What makes you so skeptical?
There are a lot of numbers you can go through. But these regulatory measure numbers which the banks are using now to say that there is so much more equity on their balance sheets than before the crisis are not that different from the old measures that wouldn’t have even told you that there is a crisis when there was one in 2008/09. Also, the banks still take a lot of risks. So as long as things are good it’s like you’re having a lot of fun driving 150 miles an hour and you only hope that you are going to make it through the next bend. That’s why I don’t take these statements to convince myself that the system is safe. I don’t see enough evidence that it’s safe. So we live in hope.

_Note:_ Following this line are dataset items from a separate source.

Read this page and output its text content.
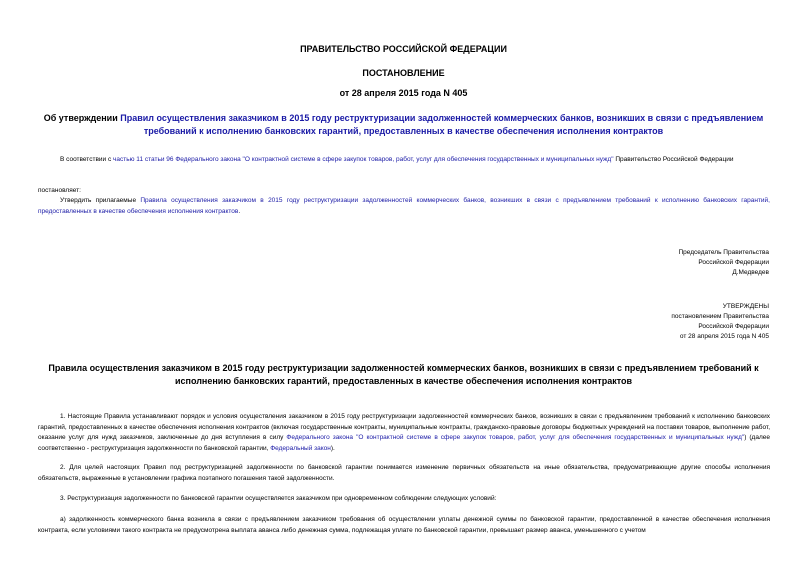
ПРАВИТЕЛЬСТВО РОССИЙСКОЙ ФЕДЕРАЦИИ
ПОСТАНОВЛЕНИЕ
от 28 апреля 2015 года N 405
Об утверждении Правил осуществления заказчиком в 2015 году реструктуризации задолженностей коммерческих банков, возникших в связи с предъявлением требований к исполнению банковских гарантий, предоставленных в качестве обеспечения исполнения контрактов
В соответствии с частью 11 статьи 96 Федерального закона "О контрактной системе в сфере закупок товаров, работ, услуг для обеспечения государственных и муниципальных нужд" Правительство Российской Федерации
постановляет:
Утвердить прилагаемые Правила осуществления заказчиком в 2015 году реструктуризации задолженностей коммерческих банков, возникших в связи с предъявлением требований к исполнению банковских гарантий, предоставленных в качестве обеспечения исполнения контрактов.
Председатель Правительства
Российской Федерации
Д.Медведев
УТВЕРЖДЕНЫ
постановлением Правительства
Российской Федерации
от 28 апреля 2015 года N 405
Правила осуществления заказчиком в 2015 году реструктуризации задолженностей коммерческих банков, возникших в связи с предъявлением требований к исполнению банковских гарантий, предоставленных в качестве обеспечения исполнения контрактов
1. Настоящие Правила устанавливают порядок и условия осуществления заказчиком в 2015 году реструктуризации задолженностей коммерческих банков, возникших в связи с предъявлением требований к исполнению банковских гарантий, предоставленных в качестве обеспечения исполнения контрактов (включая государственные контракты, муниципальные контракты, гражданско-правовые договоры бюджетных учреждений на поставки товаров, выполнение работ, оказание услуг для нужд заказчиков, заключенные до дня вступления в силу Федерального закона "О контрактной системе в сфере закупок товаров, работ, услуг для обеспечения государственных и муниципальных нужд") (далее соответственно - реструктуризация задолженности по банковской гарантии, Федеральный закон).
2. Для целей настоящих Правил под реструктуризацией задолженности по банковской гарантии понимается изменение первичных обязательств на иные обязательства, предусматривающие другие способы исполнения обязательств, выраженные в установлении графика поэтапного погашения такой задолженности.
3. Реструктуризация задолженности по банковской гарантии осуществляется заказчиком при одновременном соблюдении следующих условий:
а) задолженность коммерческого банка возникла в связи с предъявлением заказчиком требования об осуществлении уплаты денежной суммы по банковской гарантии, предоставленной в качестве обеспечения исполнения контракта, если условиями такого контракта не предусмотрена выплата аванса либо денежная сумма, подлежащая уплате по банковской гарантии, превышает размер аванса, уменьшенного с учетом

But hope is not a strategy. That’s especially true for Switzerland where the financial industry accounts for a large part of the overall economy.
The regulators I’ve met in Switzerland understand the problem of financial stability. But I’m not sure that the Swiss politicians are appreciating some of the more nuanced issues which have to do with the credibility of all these loss-absorbing debt instruments like Cocos. We know that in the financial crisis these kinds of Tier-2-instruments did not absorb the losses. There are also problems with triggering these losses. In a crisis, there is no mood for haircuts as we saw in 2008/09. Only the creditors and shareholders of Lehman lost a lot of money. Everybody else was paid with huge sums of bailout money. Even insolvent banks didn’t face the consequences of their insolvency. So, it’s really mysterious to me why people want to believe that the next time it would be different.

Then again, Switzerland decided to implement a so called «Swiss Finish» – enhanced capital requirements for systemic banks that go beyond Basel III.
It’s not just about capital regulations. What about other kinds of misconduct? What about taxes, for instance? Swiss banks did get into a lot of trouble in this area. There have been a lot of pretty harsh settlements with Credit Suisse. The fundamental question is if these banking giants have sufficient incentives to comply with the law. Too big to fail, which certainly the two big banks of Switzerland seem to be, is almost a license to be above the law. That’s because often times, the government is afraid to impose a big fine. Also, there is no way to take a corporation to jail. So the options are limited.

And what about UBS? Like many other big banks, UBS needed a bailout during the financial crisis.
UBS obviously got into severe trouble during the crisis. Therefore, it might be a good refresher for everybody in Switzerland to go back and read the unusually candid report of UBS to its shareholders about what it did before the crisis. This document, some say, should be required reading to see how UBS was just following the herd without really knowing what they were doing in the US subprime market and why they were doing it. But I’m not sure if UBS learned its lesson.

Where do you spot the biggest risk in the financial sector?
I don’t know what the biggest risk is. I get my information from the news like everybody else. But you see a lot of data breaches and a lot of indications that there are challenges there. Also, Europe has not cleaned up its banking system in general. So this was kind of Europe’s lost decade, an expression that was used about Japan in the past. It’s the amount of problems: the continued weakness of many European banks and the lack of integration in a political and regulatory way. The fragmentation in Europe is such that it exacerbates the problems of the weak banks with a lot of non-performing loans. Non-performing loans can be a threatening issue in a recession as we learned in the case of the subprime loans US borrowers couldn’t pay during the financial crisis. This is not Switzerland’s problem, it’s mostly the Eurozone’s problem. But Switzerland is right in the middle of that.